CREATIVITY. There’s no one human being who is not creative. We all are creative in our own way. Dance is different for every single person. The same music will bring out completely different movements or choreographies in two people. In partner dance, my preferred leaders are those who come up with their own style, who take all the elements: music, rhythm, steps, movements, pauses… and create something unique from it. And that’s what we also tend to value in leaders in business, isn’t it?
DIVERSITY. There is an infinite diversity of movements. Just when you think you’ve seen it all, you go on YouTube and you get surprised with moves you’ve never seen before, unique choreographies.

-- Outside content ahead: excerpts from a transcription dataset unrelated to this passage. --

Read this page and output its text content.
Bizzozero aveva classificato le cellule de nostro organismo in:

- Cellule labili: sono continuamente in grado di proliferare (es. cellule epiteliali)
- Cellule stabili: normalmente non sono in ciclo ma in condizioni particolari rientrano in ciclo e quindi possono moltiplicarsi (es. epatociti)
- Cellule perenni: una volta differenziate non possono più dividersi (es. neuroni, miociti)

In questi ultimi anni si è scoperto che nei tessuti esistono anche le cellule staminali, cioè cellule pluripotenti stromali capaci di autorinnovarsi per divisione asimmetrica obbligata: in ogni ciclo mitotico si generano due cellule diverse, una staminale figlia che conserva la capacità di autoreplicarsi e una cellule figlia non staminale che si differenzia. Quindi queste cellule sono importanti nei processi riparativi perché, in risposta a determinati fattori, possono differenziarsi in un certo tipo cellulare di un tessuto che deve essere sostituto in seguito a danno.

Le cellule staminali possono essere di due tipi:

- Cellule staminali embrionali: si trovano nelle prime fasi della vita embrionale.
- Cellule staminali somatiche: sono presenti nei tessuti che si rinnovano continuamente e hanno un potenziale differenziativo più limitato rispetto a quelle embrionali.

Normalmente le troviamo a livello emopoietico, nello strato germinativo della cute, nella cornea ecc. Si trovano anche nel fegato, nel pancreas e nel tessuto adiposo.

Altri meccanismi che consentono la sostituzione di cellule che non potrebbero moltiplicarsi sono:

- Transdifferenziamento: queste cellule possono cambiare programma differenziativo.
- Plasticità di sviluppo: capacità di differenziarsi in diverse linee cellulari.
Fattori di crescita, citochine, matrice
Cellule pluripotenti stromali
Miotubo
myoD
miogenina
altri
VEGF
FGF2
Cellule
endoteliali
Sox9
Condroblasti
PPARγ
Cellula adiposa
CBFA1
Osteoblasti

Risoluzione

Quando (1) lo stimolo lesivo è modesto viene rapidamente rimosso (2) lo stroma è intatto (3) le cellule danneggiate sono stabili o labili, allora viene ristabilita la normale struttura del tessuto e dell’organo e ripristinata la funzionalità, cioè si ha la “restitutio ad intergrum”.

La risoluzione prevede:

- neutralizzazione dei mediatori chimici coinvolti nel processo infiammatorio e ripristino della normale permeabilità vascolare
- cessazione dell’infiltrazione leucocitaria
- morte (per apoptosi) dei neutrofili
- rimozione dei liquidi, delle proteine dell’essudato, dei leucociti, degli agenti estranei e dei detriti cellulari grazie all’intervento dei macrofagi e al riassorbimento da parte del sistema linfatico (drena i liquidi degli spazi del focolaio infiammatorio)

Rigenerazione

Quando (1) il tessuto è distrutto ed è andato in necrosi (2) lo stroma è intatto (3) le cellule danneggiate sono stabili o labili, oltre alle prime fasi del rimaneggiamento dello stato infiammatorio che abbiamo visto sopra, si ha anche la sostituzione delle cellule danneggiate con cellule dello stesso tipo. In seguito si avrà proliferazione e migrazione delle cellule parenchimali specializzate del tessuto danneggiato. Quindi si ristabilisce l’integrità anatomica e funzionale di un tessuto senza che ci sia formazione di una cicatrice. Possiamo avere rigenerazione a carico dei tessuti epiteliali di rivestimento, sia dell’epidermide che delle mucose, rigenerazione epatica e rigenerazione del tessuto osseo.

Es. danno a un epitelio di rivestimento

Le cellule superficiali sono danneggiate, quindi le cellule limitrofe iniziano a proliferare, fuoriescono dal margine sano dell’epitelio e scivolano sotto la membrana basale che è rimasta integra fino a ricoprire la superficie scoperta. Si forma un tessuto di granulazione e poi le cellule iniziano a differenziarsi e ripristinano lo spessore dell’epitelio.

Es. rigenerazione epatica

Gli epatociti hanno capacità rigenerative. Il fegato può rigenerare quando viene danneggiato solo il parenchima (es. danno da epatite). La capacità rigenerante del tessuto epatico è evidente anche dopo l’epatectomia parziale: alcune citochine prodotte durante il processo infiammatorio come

It’s just fascinating how much dance teaches us about the tremendous value of our differentness, the richness of diversity, the abundance of creation.
Dance has been a rich lesson in diverse cultures. It has given me insight into how people with different cultural backgrounds think and live, how they express themselves. It’s amazing how much story goes into every single movement… I’m thinking of the orixá dances I came in touch with in Brazil and the Caribbean, though this is really true of most dances.
INCLUSIVENESS. Dance brings together people from all walks of life. It’s a passion that people from all socio-economic and ethnic backgrounds share. Thanks to travel, global mobility and the internet, Japanese people dance Tango and Hip-Hop, and Germans (like me) love African, Latin and Caribbean dancing. In dance, we can come together and celebrate the beauty of music and movement.
Having said this, some dance scenes are all but inclusive. As a person who goes dancing on her own a lot, I often encounter cliquish scenes. Being the only white person at some events or classes has earned me (often innocent) comments at the entrance, like “You sure you’re in the right place?” unless I arrived with my (black) friend and dance partner.
Unfortunately, some dance scenes can also be quite toxic (just like workplaces), and there’s often unhealthy competition, especially among women (just like in workplaces), which is of course unfortunate. – Dance ensembles, on the other hand, wouldn’t function without inclusiveness. In a dance company that performs together on stage, excessive competition just doesn’t work. It would affect its performance; it would even be dangerous. Which brings me to:
TEAM WORK. In a dance ensemble, the dancers build on each other’s strengths, they rely on each other, and they need to be able to trust each other to an extent that their lives depend on it: They must be able to trust that they are not dropped, that someone catches them in acrobatic or aerial moves. They take risks together and they share the risk. Just like it’s supposed to be in any other work team. In fact, “ensemble” means “together.” Dance team work is “together work.”
Our passions tend to be closely connected with our purpose, even those who are seemingly unrelated to the work we do. I’m curious about how one of your passions has impacted your business or career.